Il centralismo piace solo a chi gestisce il potere. Per i cittadini è una disgrazia. Si perde qualunque forma di controllo su chi governa. E si perdono di vista i soldi che si versano nelle tasse. Una regola aurea in tutti gli stati che funzionano: portare ogni potere il più vicino possibile ai cittadini. Che funziona a pochi chilometri da Milano. Perché non sperimentarla anche in Italia, proprio a Milano? Milano potrebbe diventare il laboratorio per testare un nuovo modello di governo urbano. Un sistema basato sul decentramento radicale dei poteri, simile a quello delle città-Stato e dei cantoni svizzeri.
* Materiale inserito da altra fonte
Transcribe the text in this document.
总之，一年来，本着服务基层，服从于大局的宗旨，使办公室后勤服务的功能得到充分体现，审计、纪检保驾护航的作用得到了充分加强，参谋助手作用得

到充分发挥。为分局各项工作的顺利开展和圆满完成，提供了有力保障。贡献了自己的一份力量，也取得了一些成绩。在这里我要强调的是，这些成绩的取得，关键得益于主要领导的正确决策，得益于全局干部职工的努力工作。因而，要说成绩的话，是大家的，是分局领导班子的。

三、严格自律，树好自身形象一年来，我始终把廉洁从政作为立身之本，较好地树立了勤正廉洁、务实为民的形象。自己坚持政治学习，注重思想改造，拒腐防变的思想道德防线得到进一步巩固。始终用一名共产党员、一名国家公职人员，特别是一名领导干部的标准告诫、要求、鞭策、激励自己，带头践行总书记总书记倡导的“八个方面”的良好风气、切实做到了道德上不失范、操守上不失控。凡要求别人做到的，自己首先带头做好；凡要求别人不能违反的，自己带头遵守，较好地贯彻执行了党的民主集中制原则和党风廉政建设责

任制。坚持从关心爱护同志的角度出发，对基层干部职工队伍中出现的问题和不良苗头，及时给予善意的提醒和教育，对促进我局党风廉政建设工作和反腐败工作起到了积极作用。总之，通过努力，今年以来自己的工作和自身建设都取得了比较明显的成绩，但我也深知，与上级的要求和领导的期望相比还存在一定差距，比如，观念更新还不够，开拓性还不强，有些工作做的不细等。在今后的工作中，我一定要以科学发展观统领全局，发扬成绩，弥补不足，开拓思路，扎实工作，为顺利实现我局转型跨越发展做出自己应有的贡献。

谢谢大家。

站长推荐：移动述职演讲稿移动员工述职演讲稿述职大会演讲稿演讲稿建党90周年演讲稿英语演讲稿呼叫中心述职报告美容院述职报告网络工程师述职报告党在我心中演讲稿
# Milano con poteri da cantone: quali competenze potrebbe avere

La Confederazione Elvetica assegna ai cantoni ampie competenze: fiscalità, poteri legislativi in materia di istruzione, sanità, sicurezza, trasporti, pianificazione territoriale e politica ambientale. I cantoni svizzeri approvano leggi proprie, gestiscono autonomamente i sistemi scolastici e sanitari, amministrano i trasporti regionali, e dispongono di una propria polizia. Un’eventuale riforma amministrativa del Comune di Milano potrebbe trasferire competenze analoghe alla città:
- autonomia finanziaria con potestà impositiva;
- competenza primaria sulla pianificazione urbana, infrastrutture, mobilità e servizi educativi e sanitari, mantenendo allo Stato funzioni di indirizzo generale e controllo di legittimità.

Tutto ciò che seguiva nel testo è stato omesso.